Dean Park is a suburb of Sydney, in the state of New South Wales, Australia. Dean Park is located 43 kilometres west of the Sydney central business district, in the local government area of the City of Blacktown and is part of the Western Sydney region.

==History==
Dean Park takes its name from the Dean family. William 'Lumpy' Dean (1776–1854) received two grants of land of 100 and 50 acres in 1817, and later a third one of 50 acres, beside Eastern Creek. His family owned the Bush Inn on the Western Highway.
Dean Park is home to William Dean Public School named in honour of the Convict originally granted the land.

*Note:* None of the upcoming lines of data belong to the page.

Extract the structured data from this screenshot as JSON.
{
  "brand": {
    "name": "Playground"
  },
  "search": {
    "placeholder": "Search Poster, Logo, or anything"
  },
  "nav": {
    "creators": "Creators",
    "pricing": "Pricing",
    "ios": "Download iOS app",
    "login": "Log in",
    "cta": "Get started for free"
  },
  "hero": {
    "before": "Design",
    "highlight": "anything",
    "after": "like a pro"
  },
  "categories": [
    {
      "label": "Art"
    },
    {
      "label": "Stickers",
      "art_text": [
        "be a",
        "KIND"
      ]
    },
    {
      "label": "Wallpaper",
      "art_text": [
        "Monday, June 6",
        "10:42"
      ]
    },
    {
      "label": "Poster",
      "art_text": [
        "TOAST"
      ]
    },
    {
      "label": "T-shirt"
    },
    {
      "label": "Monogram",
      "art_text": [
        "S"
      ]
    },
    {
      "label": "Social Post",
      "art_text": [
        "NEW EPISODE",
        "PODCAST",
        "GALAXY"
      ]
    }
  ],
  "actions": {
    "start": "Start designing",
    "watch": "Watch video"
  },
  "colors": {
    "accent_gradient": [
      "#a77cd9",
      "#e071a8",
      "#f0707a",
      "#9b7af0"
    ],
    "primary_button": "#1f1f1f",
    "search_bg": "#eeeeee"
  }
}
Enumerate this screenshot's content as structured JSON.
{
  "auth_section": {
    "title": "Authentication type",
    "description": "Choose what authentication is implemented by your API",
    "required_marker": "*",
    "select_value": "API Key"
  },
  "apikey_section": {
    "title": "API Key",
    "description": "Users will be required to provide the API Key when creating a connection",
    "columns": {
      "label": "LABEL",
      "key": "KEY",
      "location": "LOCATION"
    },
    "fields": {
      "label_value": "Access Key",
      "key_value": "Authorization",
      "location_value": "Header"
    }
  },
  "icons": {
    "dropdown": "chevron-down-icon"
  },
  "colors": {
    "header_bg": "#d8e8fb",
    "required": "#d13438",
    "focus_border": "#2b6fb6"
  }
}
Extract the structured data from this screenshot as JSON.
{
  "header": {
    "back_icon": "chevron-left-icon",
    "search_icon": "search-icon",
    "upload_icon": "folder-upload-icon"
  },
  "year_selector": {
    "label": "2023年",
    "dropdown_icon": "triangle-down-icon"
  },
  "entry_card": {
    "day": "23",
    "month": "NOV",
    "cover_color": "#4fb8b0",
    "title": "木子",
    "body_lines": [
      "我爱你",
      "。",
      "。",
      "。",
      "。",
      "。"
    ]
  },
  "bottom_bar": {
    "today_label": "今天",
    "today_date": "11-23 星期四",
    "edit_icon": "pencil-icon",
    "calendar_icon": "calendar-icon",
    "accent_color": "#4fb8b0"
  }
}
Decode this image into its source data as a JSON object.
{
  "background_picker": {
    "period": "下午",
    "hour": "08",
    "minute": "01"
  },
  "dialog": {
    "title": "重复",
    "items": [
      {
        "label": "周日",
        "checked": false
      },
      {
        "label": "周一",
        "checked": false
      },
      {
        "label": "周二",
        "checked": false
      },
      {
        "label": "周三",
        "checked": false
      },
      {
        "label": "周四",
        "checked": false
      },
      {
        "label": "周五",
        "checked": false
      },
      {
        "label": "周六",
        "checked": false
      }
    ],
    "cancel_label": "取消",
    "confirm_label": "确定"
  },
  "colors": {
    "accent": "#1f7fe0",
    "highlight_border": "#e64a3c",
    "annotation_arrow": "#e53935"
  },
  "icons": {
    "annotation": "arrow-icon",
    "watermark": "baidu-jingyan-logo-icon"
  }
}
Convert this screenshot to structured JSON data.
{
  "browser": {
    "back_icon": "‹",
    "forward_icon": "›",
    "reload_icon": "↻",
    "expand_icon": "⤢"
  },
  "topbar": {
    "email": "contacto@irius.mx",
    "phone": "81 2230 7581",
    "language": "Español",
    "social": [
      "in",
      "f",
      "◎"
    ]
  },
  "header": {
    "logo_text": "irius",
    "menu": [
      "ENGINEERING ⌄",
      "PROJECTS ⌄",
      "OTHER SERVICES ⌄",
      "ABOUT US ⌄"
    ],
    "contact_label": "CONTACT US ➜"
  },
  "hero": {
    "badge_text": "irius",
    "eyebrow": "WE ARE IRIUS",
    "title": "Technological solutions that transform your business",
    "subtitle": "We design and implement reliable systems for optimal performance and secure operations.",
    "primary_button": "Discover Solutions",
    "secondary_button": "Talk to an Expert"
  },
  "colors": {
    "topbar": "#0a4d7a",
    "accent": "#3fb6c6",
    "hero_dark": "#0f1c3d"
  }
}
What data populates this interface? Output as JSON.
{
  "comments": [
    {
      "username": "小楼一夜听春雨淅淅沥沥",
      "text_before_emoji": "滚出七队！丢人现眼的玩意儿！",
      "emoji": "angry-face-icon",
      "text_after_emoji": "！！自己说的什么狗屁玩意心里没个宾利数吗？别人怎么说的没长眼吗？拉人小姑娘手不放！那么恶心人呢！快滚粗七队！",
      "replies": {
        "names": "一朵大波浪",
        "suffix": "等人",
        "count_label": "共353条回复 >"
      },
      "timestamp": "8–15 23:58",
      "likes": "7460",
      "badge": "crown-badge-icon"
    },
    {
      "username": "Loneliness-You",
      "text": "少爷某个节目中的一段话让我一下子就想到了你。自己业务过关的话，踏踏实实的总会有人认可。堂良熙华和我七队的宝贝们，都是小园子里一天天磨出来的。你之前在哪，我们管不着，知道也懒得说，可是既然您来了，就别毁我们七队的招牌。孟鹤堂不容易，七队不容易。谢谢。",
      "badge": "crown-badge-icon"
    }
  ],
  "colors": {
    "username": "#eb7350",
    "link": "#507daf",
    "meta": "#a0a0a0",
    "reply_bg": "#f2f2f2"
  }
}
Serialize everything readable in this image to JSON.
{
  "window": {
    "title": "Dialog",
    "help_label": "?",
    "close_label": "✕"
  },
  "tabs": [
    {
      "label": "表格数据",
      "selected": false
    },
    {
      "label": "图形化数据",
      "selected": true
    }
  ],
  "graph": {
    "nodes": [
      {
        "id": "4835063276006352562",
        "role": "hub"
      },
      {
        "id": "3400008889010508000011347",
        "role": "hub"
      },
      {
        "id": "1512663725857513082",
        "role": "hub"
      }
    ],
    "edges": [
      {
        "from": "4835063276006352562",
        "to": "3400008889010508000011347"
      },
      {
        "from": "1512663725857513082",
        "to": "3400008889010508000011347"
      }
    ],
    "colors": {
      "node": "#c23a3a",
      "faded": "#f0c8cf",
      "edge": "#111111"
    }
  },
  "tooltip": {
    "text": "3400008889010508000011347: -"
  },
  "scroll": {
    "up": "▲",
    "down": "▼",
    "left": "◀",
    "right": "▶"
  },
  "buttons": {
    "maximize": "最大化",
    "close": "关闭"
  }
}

The suburb was originally planned and developed in the early 1980s. Some of the street names are aboriginal in origin such as Yarramundi Drive. It is said that other street names take on the names of the original site developers, the Hoyle brothers (Nathan, Kenneth and Wayne).

==Transport==
Dean Park is serviced by busways routes 754 and 751

==Population==
At the , there were 3,180 residents in Dean Park. 55.5% of people were born in Australia. The most common countries of birth were Philippines 8.5% and India 6.0%. 54.6% of people spoke only English at home. Other languages spoken at home included Tagalog 5.4%, Arabic 4.7% and Punjabi 3.7%. The most common responses for religion were Catholic 31.1%, No Religion 21.0% and Anglican 7.7%. Of occupied private dwellings in Dean Park, 95.4% were separate houses.

==Notable residents==
Notable former residents of Dean Park include:
- Former Guantanamo Bay inmate Mamdouh Habib.
- National Rugby League Grand Final champion Luke Swain.